Payers in spine surgery: A changing dynamic

Payer Issues

CMS and commercial payers are trending toward bundled payments as the healthcare industry shifts from fee for service toward value-based care, while the notion of a single-payer system continues to be tossed around but is unlikely to become a reality in the near future.

Four spine surgeons discuss emerging payer trends in the markets that they operate.

Ask Spine Surgeons is a weekly series of questions posed to spine surgeons around the country about clinical, business and policy issues affecting spine care. Becker's invites all spine surgeon and specialist responses.

Next week's question: What spine technology do you expect to take off in the next five years?

Please send responses to Alan Condon at acondon@beckershealthcare.com by 5 p.m. CST Wednesday, March 2.

Editor's note: The following responses were lightly edited for style and clarity.

Question: How has the payer landscape evolved in your market over the last five years? What do you expect in the future?

Robert Bray Jr., MD. DISC Sports & Spine Center (Newport Beach, Calif.): The market is constantly changing in California. There has been a relative balance of managed care, private payer and government payer systems. Attempts have been made to go to a one-payer system, but failed again this year in the California State Senate. I do not anticipate that will change in the near future.

What we are seeing, however, is the progressive trend toward bundles and moving on from there to globalizing care. It is approaching the spine market quickly. We have begun a program with several payers to globalize our payment, including the surgical center, physicians involved, anesthesia, surgeon and assistant, as well as all costs of the event of care. This program has become very popular with the payers and is expected to expand quite quickly in the commercial market.

Ultimately, the managed care market will likely move to the same type of scenario, whether that is instituted through hospitals or clinical groups, in an effort to mitigate the risk by having a global event with a known price tag and quality outcome. The movement will happen first through the payer groups on a fee-for-service basis and is likely to migrate from there to the managed care structures.

Patrick Roth, MD. New Jersey Brain and Spine (Oradell): Insurance companies are increasingly demanding evidence of physical therapy or other conservative treatments prior to authorization for imaging and intervention.
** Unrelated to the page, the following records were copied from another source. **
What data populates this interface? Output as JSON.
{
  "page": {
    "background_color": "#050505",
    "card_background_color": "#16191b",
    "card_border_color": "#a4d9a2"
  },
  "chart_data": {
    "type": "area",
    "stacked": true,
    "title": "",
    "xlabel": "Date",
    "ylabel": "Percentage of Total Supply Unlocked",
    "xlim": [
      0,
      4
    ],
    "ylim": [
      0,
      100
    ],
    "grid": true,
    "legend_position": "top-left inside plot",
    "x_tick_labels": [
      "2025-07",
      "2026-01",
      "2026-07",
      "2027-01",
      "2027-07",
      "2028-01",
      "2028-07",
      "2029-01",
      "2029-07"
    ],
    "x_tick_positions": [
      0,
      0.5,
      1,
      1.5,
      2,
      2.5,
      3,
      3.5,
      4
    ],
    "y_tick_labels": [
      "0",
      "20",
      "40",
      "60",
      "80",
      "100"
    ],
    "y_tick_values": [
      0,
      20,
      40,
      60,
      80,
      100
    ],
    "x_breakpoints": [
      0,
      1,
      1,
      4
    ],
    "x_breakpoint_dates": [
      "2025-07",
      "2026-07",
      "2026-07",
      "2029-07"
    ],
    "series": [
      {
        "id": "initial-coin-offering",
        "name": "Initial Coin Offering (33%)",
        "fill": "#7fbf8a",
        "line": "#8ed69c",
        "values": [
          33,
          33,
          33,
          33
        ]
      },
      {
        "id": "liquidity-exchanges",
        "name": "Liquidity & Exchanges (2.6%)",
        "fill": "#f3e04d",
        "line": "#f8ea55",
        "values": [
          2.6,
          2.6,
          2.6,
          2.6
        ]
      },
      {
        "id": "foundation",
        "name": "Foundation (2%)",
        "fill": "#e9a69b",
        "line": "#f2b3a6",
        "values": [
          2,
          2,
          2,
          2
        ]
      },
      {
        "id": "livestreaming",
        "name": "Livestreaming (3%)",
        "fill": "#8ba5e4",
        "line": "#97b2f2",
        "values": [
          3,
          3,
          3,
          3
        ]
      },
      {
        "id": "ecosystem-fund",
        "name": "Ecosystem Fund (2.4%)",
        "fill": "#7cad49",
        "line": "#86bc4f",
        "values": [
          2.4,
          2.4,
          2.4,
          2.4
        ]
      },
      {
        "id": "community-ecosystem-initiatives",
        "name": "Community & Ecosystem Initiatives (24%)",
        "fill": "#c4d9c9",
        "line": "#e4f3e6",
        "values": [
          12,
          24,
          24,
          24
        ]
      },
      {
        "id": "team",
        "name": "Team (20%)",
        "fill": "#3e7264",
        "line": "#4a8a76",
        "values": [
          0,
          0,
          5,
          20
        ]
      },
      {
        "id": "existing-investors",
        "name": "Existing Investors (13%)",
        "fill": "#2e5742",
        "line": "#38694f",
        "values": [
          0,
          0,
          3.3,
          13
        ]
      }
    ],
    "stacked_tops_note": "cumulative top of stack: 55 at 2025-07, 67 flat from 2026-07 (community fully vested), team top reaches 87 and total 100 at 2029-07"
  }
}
While this may appear to protect patients, it is really to limit the cost of care. Imaging is perceived as leading to procedures (and it often does), but imaging is often essential for diagnosis — and when properly evaluated — can actually limit procedures. The challenge is that clinicians have an incentive to treat and insurers have an incentive to limit treatment. Thus there is misalignment with the patient who simply wants to feel better.

Brian Gantwerker, MD. The Craniospinal Center of Los Angeles: In the past five years, we have seen multiple payers post quarterly profits in the tens of billions. Especially during the COVID-19 pandemic, insurers posted record profits. Patients unfortunately have not gotten better coverage and are paying more out of pocket than ever. Patients are dissatisfied with how much they pay and the healthcare system in general. In the next five years, there will likely be an accelerated movement toward a single-payer system unless insurers decide to stop inflating premiums and pointing the finger at physicians, whose pay rate is flat or has decreased over the past 10 years. 

Congress continues to listen to the refrain from the insurance lobby while the payers rake in the ducats. Perhaps if the right people get in their ear, we can fix this rapidly disintegrating system. I predict if Congress continues to push physicians out of independent practice, they will wonder aloud why they haven't saved more money. All the while, hiding in plain sight in the coffers of insurers.

Richard Kube, MD. Prairie Spine (Peoria, Ill.): There is an increasing level of education within the self-funded, self-insured payer groups. They are beginning to understand bundled payments and the tremendous value of ASCs. They are also finding they have power to contract and step outside the typical BUCA (Blue Cross and Blue Shield, UnitedHealth Group, Cigna, Aetna) world and get true transparent pricing. They are realizing they can function essentially as cash customers, and that empowerment will lead to savings. Cash bundled case rates are on the rise.

Marly Dows-Martinez, MD. PM&R specialist, Resurgens Orthopaedics (Atlanta): Sadly, payer trends continue to decline in terms of reimbursements, but also in terms of procedure approval. Payers continually make changes to their guidelines by adding hurdles for patients to cross, requiring more stringent patient follow up and more detailed documentation. Payer policies seem less based on level 1 evidence and more on administrative bureaucratic job security. We, as physicians, must encourage the publication of level 1 evidence and encourage our various specialty societies to provide unified fronts to commercial and governmental payers.